Aos 8 anos, a criança ainda precisará passar por diversas cirurgias

relogio min de leitura | Escrito por Redação | 29 de abril de 2020 - 15:08
Adrian Cardoso, de 8 anos, segue fazendo tratamento com psicólogos e fisioterapeutas
Adrian Cardoso, de 8 anos, segue fazendo tratamento com psicólogos e fisioterapeutas -

Por Thalita Queiroz*

A história do menino Adrian Cardoso, de 8 anos, que teve 60% do corpo queimado após ser eletrocutado por um fio de alta tensão que estava solto na calçada, próximo a sua casa no bairro Almerinda, em São Gonçalo, completa hoje (29) um ano.

O trágico acidente deixou sequelas não somente físicas, mas também mudou a vida da família do menino. Depois de lutar na justiça pelo direito de receber a ajuda da Enel, concessionária de energia que seria a responsável pelo acidente, o pai de Adrian conta o que mudou desde o último dia 29 de abril de 2019.

Seguindo a orientação de ficar em quarentena, Alexandre Cardoso, o pai do menino, diz que o tratamento com psicólogo, fisioterapeuta e home care, ganhou novos cuidados. “Precisamos passar um pente fino em todos os profissionais que precisam vir aqui em casa”, diz Alexandre em relação aos cuidados, que precisam ser redobrados, para que ninguém da casa pegue o vírus.

Alexandre conta ainda que todo mês a Enel segue depositando um dinheiro para ser usado no tratamento de Adrian e para custear os medicamentos que são caros. No começo do ano a família passou por momentos delicados, quando a concessionária tentou suspender a ajuda. Na ocasião, o jornal O SÃO GONÇALO apurou a situação e no mesmo dia em que a matéria foi publicada fazendo a denúncia, a família conseguiu de volta a ajuda.

Depois da última visita do jornal, outras coisas mudaram, como por exemplo a instalação de um ar condicionado na sala da casa, para que Adrian possa frequentar o ambiente. Por causa das queimaduras, o menino precisava passar o dia todo dentro do quarto, único lugar que tinha o aparelho de ar. “Agora ele tem mais espaço pra fazer a fisioterapia e tem a casa todo para ficar circulando”, diz o pai.

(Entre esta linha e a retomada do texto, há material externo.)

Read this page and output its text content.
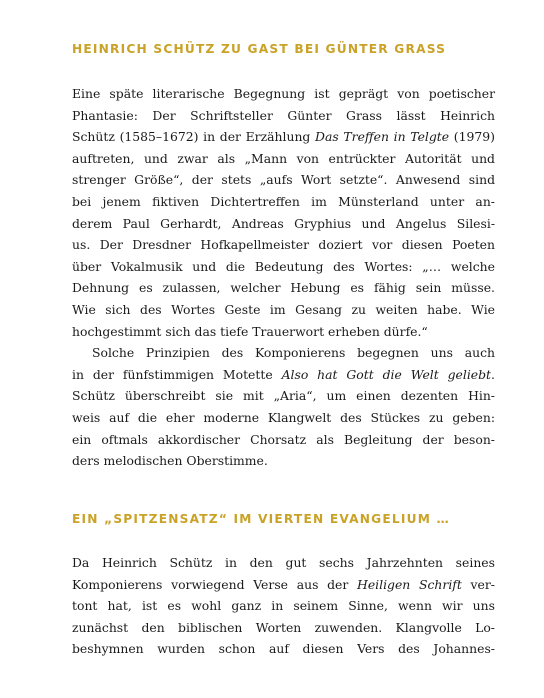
HEINRICH SCHÜTZ ZU GAST BEI GÜNTER GRASS
Eine späte literarische Begegnung ist geprägt von poetischer
Phantasie: Der Schriftsteller Günter Grass lässt Heinrich
Schütz (1585–1672) in der Erzählung Das Treffen in Telgte (1979)
auftreten, und zwar als „Mann von entrückter Autorität und
strenger Größe“, der stets „aufs Wort setzte“. Anwesend sind
bei jenem fiktiven Dichtertreffen im Münsterland unter an-
derem Paul Gerhardt, Andreas Gryphius und Angelus Silesi-
us. Der Dresdner Hofkapellmeister doziert vor diesen Poeten
über Vokalmusik und die Bedeutung des Wortes: „… welche
Dehnung es zulassen, welcher Hebung es fähig sein müsse.
Wie sich des Wortes Geste im Gesang zu weiten habe. Wie
hochgestimmt sich das tiefe Trauerwort erheben dürfe.“
Solche Prinzipien des Komponierens begegnen uns auch
in der fünfstimmigen Motette Also hat Gott die Welt geliebt.
Schütz überschreibt sie mit „Aria“, um einen dezenten Hin-
weis auf die eher moderne Klangwelt des Stückes zu geben:
ein oftmals akkordischer Chorsatz als Begleitung der beson-
ders melodischen Oberstimme.
EIN „SPITZENSATZ“ IM VIERTEN EVANGELIUM …
Da Heinrich Schütz in den gut sechs Jahrzehnten seines
Komponierens vorwiegend Verse aus der Heiligen Schrift ver-
tont hat, ist es wohl ganz in seinem Sinne, wenn wir uns
zunächst den biblischen Worten zuwenden. Klangvolle Lo-
beshymnen wurden schon auf diesen Vers des Johannes-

Com o olhar para o futuro, Alexandre, que precisou largar o emprego para se dedicar à recuperação do filho, revela que seu objetivo é deixar Adrian preparado para o que está por vir. “Quero preparar Adrian pro futuro mais próximo, o qual ele terá que passar por mais cirurgias”, diz ele se referindo as constantes cirurgias que Adrian vai precisar se submeter por causa das queimaduras causadas pelo acidente.

“E só assim vou começar a pensar em voltar a trabalhar pra ter minha estrutura de volta, já que ficou abalada com esse acidente mas não desmoronou (a estrutura) pois ele está aqui comigo”, diz Alexandre se referindo ao filho.

Relembre o caso

Durante a forte ventania que atingiu São Gonçalo, no dia 29 de abril de 2019, o menino Adrian Cardozo da Silva, teve 60% do corpo queimado após ser eletrocutado, no bairro Almerinda.

De acordo com o pai da criança, o garoto estava no quintal de uma vizinha no bairro Almerinda quando foi atingido por um fio de alta tensão e foi socorrido por pessoas próximas. Ele precisou passar por algumas cirurgias e teve o braço direito amputado.